The first few months of your empty nester season can easily define what your next ten years look like. New habits are quick to make and hard to break. Now’s the time to make sure you and your husband start the season right!
When I became an empty nester, I committed to start doing one thing in each category below. Does that sound overwhelming? Then just pick one or two! The important thing is to do it now–no procrastinating on this one if you want to start the empty nest season on the right foot.
1) Take up a hobby you’ve been wanting to do but didn’t have time to while the kids were home.
Let’s face it. During the parenting years, you’ve been carpooling, watching kids’ sports, helping with homework, making lunches and folding laundry. Now that those days are past, you should have some spare time you did not have before. Instead of converting those hours each week into watching TV, why not pick up a hobby you’ve dreamed about? This is YOUR moment! Here are just a few ideas: painting, gardening, cooking classes, DIY projects, blogging, redecorating or painting a room, photography, training for a 5K, or knitting. Doing almost any of these will also guarantee new community and friends!
2. Commit to healthier cooking.
This one change can affect the entire future of the health of you and your spouse. Try one new recipe a week. Shop the perimeter of the grocery store where all the REAL food is. Read blogs about healthy cooking (here are a few of my favorites: Inspiralized, SkinnyTaste, PaleOMG, The Clever Carrot). Be adventurous and bold! If I can follow recipes and create healthy meals, anyone can. So what if your first try at a recipe looks horrible. Usually it tastes great anyway, and you can improve it next time. Like the first time I made my two-ingredient banana pancakes. I flipped them too soon and ended up eating something more like a banana stir fry. But it still tasted great! (And I nailed it the second time.)
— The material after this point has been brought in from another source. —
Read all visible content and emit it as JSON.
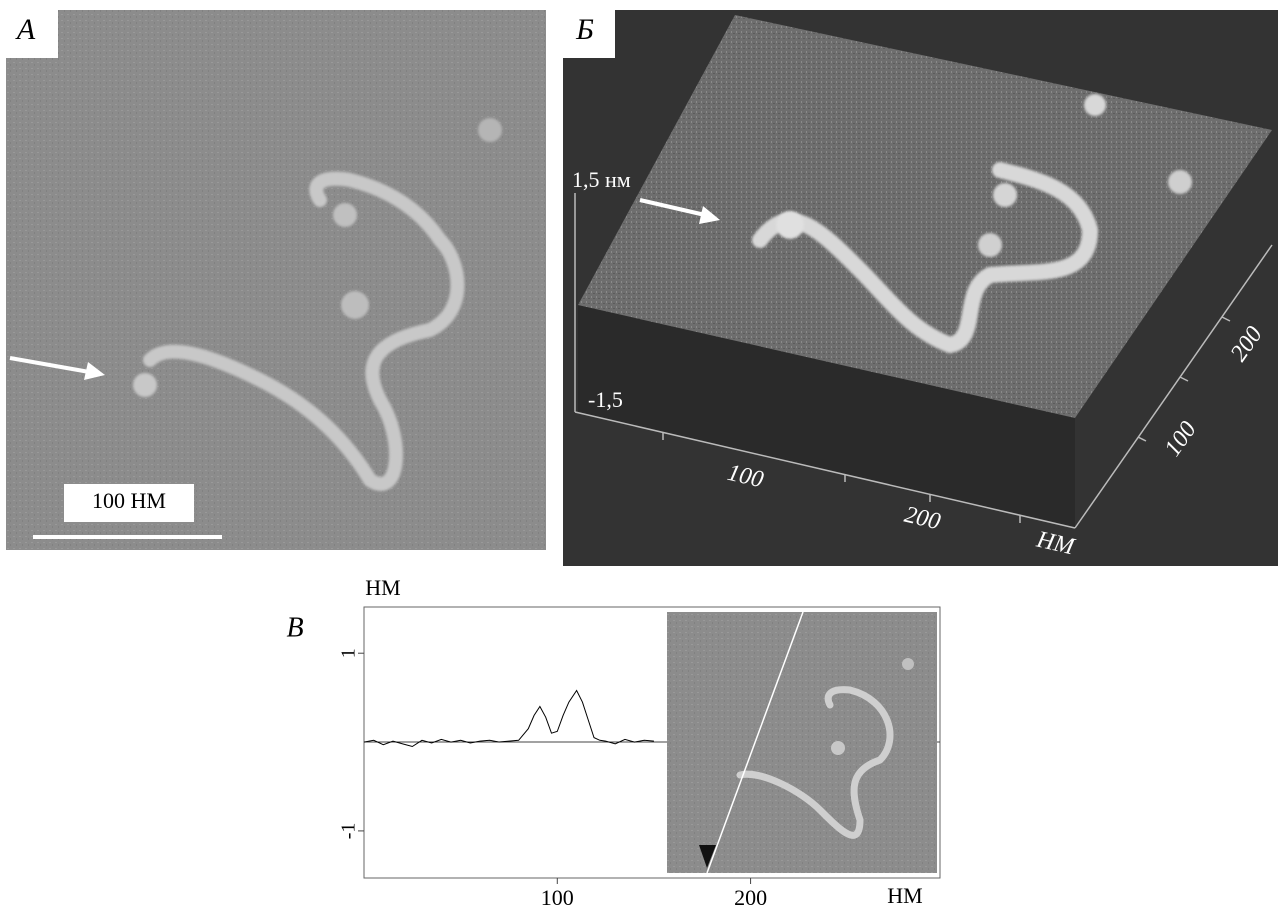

3. Establish new, fun routines to do with your partner.
The health of your marriage will play a key role in the measure of joy in your life during the empty nest years, so invest time in it! Here are a few ideas: Plan a fun date night once a week with your husband. Download a series from Netflix and watch one episode a night together. (We’ve watched and loved LOST, Downton Abbey and Suits together so far). Go on walks together in the cooler evenings and chat about the day or your dreams for the coming year. Pray together each night. Go on some one-day adventures to nearby places (while in Texas, we frequently took T’s Harley to Gruene Hall to listen to live music or Fredericksburg to shop). Ride your bikes around the neighborhood (Don’t have bikes? Get some! We’ve had a blast on ours). Visit a winery. The options are endless!
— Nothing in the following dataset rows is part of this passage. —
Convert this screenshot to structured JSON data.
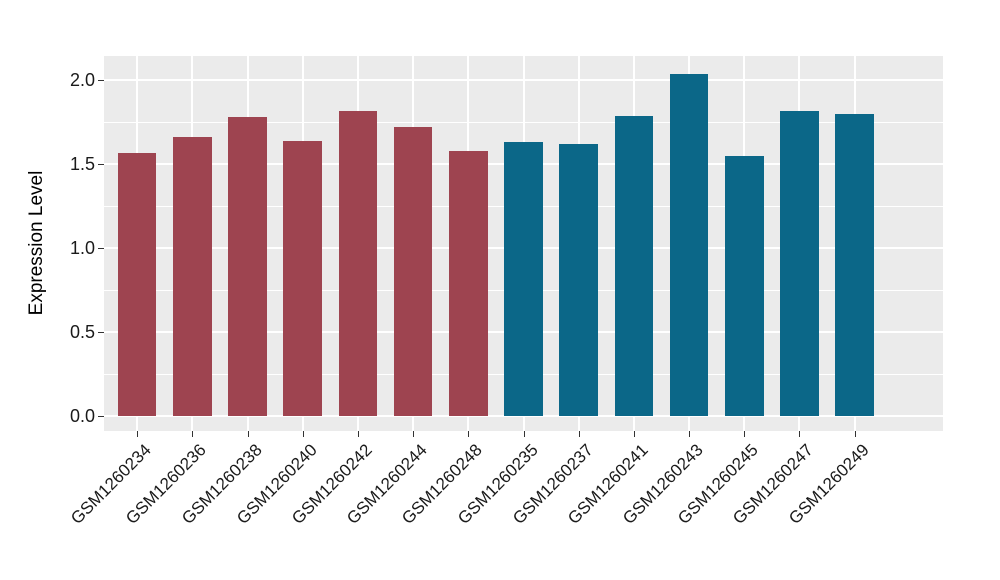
{
  "chart_data": {
    "type": "bar",
    "title": "",
    "xlabel": "",
    "ylabel": "Expression Level",
    "categories": [
      "GSM1260234",
      "GSM1260236",
      "GSM1260238",
      "GSM1260240",
      "GSM1260242",
      "GSM1260244",
      "GSM1260248",
      "GSM1260235",
      "GSM1260237",
      "GSM1260241",
      "GSM1260243",
      "GSM1260245",
      "GSM1260247",
      "GSM1260249"
    ],
    "values": [
      1.57,
      1.66,
      1.78,
      1.64,
      1.82,
      1.72,
      1.58,
      1.63,
      1.62,
      1.79,
      2.04,
      1.55,
      1.82,
      1.8
    ],
    "bar_colors": [
      "#9E4450",
      "#9E4450",
      "#9E4450",
      "#9E4450",
      "#9E4450",
      "#9E4450",
      "#9E4450",
      "#0B6788",
      "#0B6788",
      "#0B6788",
      "#0B6788",
      "#0B6788",
      "#0B6788",
      "#0B6788"
    ],
    "ytick_labels": [
      "0.0",
      "0.5",
      "1.0",
      "1.5",
      "2.0"
    ],
    "ytick_values": [
      0,
      0.5,
      1,
      1.5,
      2
    ],
    "yminor_values": [
      0.25,
      0.75,
      1.25,
      1.75
    ],
    "ylim": [
      -0.088,
      2.145
    ],
    "bar_width_fraction": 0.7,
    "x_label_angle": 45,
    "legend": "none",
    "grid": "on"
  },
  "style": {
    "panel_bg": "#EBEBEB",
    "grid_color": "#FFFFFF",
    "tick_color": "#333333",
    "tick_label_color": "#1a1a1a",
    "axis_title_color": "#000000",
    "page_bg": "#FFFFFF",
    "group1_color": "#9E4450",
    "group2_color": "#0B6788"
  }
}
4. Deepen friendships by catching up with those you have missed.
During the child-raising years, we tend to spend most of our time with friends whose kids have a similar age or interest as our own. But there are other friends that we’ve longed to spend time with and badly miss. Now’s the time to rekindle those friendships. Meet a friend for lunch or coffee once a week. Invite a couple to dinner in your home and take extra time to decorate the table and make it special. There’s time for that now!
5. Make a difference in the lives of others.
There are so many ways to do this, and each is certain to bring you blessings! Here are some of your many options: Volunteer at a food bank. Mentor or disciple a younger woman. Plan to go on a short-term mission trip. Feed the homeless. Volunteer at your favorite non-profit. Befriend an elderly neighbor who could use a friend and some occasional help with simple tasks. Start a bible study. Invest time in your church’s youth group or women’s ministry.
I know there’s no rocket science behind these ideas, but I share them because I meet many couples who find themselves in a rut when the kids leave. I want to encourage all empty nesters to enjoy and celebrate this new season of life!
Read more from Andrea Tabler on her blog, Tabler Party of Two
Thursday 9th of October 2014
I love this. Great way of looking at it. Sure we miss the kids when they strike out into the big bad world, but it's also a new phase, a new beginning.
Thursday 9th of October 2014
Such a fun read. Great points for any relationship.